Another common stigma tied to psychopaths is that they can’t change, says Haji.
“While their internal and affective states may have little room for growth, change is capable when it comes to behavioral functioning,” she says. “For example, a psychopath may never change how they feel, but they can change how they act.”
Children with sociopathic traits may present differently than adults because children are less developmentally mature.
“Their pathological lying and manipulation tactics may be less sophisticated than an adult,” explains Haji. “They may also have worse behavioral controls and impulsivity due to lack of brain development and immaturity.”
Adults with antisocial personality disorder often have a history of conduct disorder during childhood, with behaviors such as:
- truancy (not attending school)
- disruptive and aggressive behaviors
- substance misuse
- criminal activity
When observing children for signs of these traits, it’s crucial to tread lightly, adds Langham.
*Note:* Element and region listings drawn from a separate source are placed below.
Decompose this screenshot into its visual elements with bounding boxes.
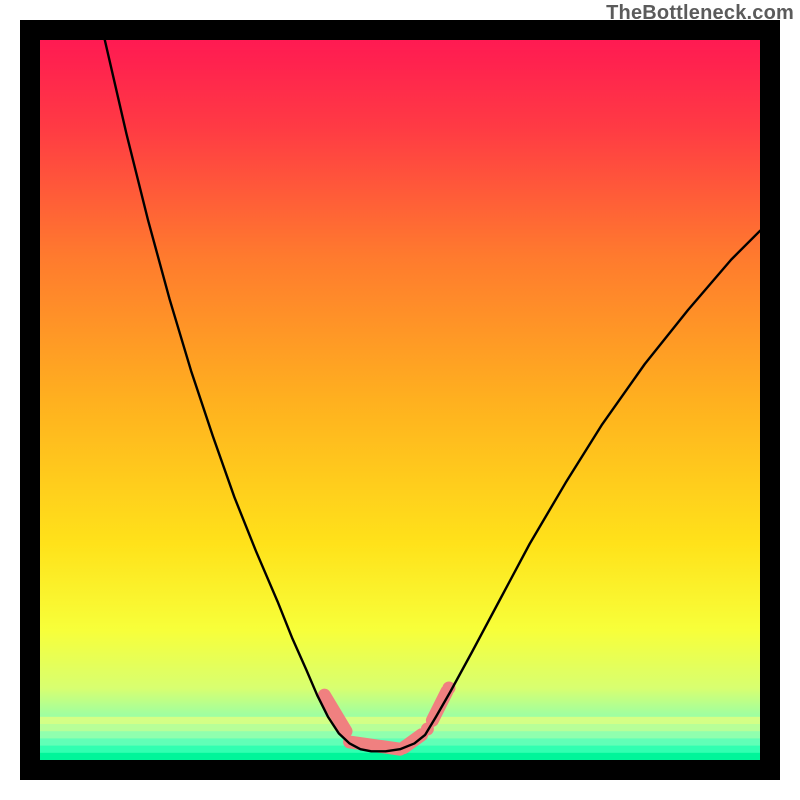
watermark-text: TheBottleneck.com: [606, 2, 794, 25]
plot-background-gradient: [40, 40, 760, 760]
frame-band-bottom: [20, 760, 780, 780]
bottom-white-margin: [0, 780, 800, 800]
right-white-margin: [780, 0, 800, 800]
chart-root: TheBottleneck.com: [0, 0, 800, 800]
frame-band-left: [20, 20, 40, 780]
frame-band-right: [760, 20, 780, 780]
chart-svg: [0, 0, 800, 800]
left-white-margin: [0, 0, 20, 800]
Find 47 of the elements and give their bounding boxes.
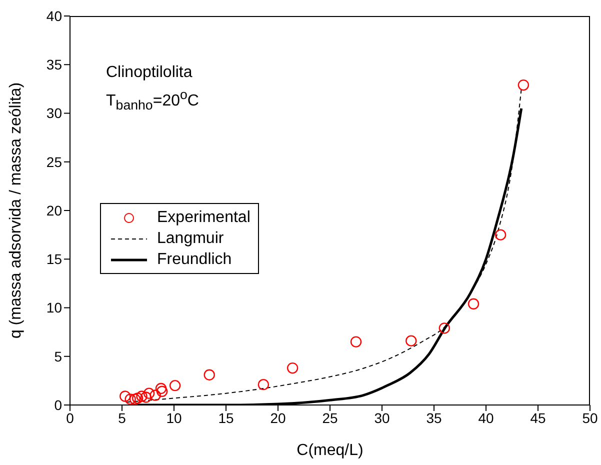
x-tick-label: 30 xyxy=(374,410,390,426)
x-tick-label: 0 xyxy=(66,410,74,426)
y-tick-label: 20 xyxy=(46,202,62,218)
x-tick-label: 45 xyxy=(530,410,546,426)
x-axis-title: C(meq/L) xyxy=(296,442,364,459)
point xyxy=(120,390,131,402)
point xyxy=(140,392,152,403)
x-tick-label: 20 xyxy=(270,410,286,426)
point xyxy=(518,79,530,91)
point xyxy=(204,369,215,380)
y-tick-label: 15 xyxy=(46,251,62,268)
y-tick-label: 5 xyxy=(54,348,62,364)
point xyxy=(350,336,362,348)
point xyxy=(124,394,136,405)
y-tick-label: 35 xyxy=(46,56,62,73)
x-tick-label: 40 xyxy=(478,410,494,426)
point xyxy=(129,394,141,405)
y-tick-label: 30 xyxy=(46,105,62,122)
x-tick-label: 50 xyxy=(582,410,598,426)
y-tick-label: 25 xyxy=(46,154,62,170)
legend-label: Langmuir xyxy=(157,229,224,249)
point xyxy=(150,390,161,401)
point xyxy=(155,382,167,394)
point xyxy=(468,298,480,310)
point xyxy=(136,390,148,402)
x-tick-label: 10 xyxy=(166,410,182,426)
legend-label: Experimental xyxy=(157,208,250,228)
x-tick-label: 5 xyxy=(118,410,126,426)
point xyxy=(258,378,270,390)
y-tick-label: 0 xyxy=(54,396,62,413)
y-axis-title: q (massa adsorvida / massa zeólita) xyxy=(8,82,25,339)
annotation: T$_{banho}$=20$^{o}$C xyxy=(106,86,199,115)
y-tick-label: 10 xyxy=(46,300,62,316)
point xyxy=(286,362,298,374)
annotation: Clinoptilolita xyxy=(106,63,194,83)
point xyxy=(494,229,506,240)
point xyxy=(156,386,168,397)
x-tick-label: 25 xyxy=(322,410,338,426)
point xyxy=(438,322,450,334)
x-tick-label: 15 xyxy=(218,410,234,426)
y-tick-label: 40 xyxy=(46,8,62,24)
x-tick-label: 35 xyxy=(426,410,442,426)
point xyxy=(143,388,155,399)
point xyxy=(132,392,144,404)
legend-label: Freundlich xyxy=(157,250,232,270)
point xyxy=(169,380,181,392)
point xyxy=(406,335,417,346)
“Children might exhibit behaviors such as lying, cruelty to animals, or even bullying,” she notes. “However, it’s paramount to remember that children are still developing, and these behaviors might just be a phase or indicative of other underlying issues.”
Sociopathy, clinically referred to as “antisocial personality disorder,” refers to a range of antisocial behaviors and attitudes, including manipulation, deceit, and lack of empathy or remorse.
Psychopathy is considered a severe form of ASPD. Understanding the difference, and recognizing common signs and traits, can help you seek guidance from communities and professionals who can offer support.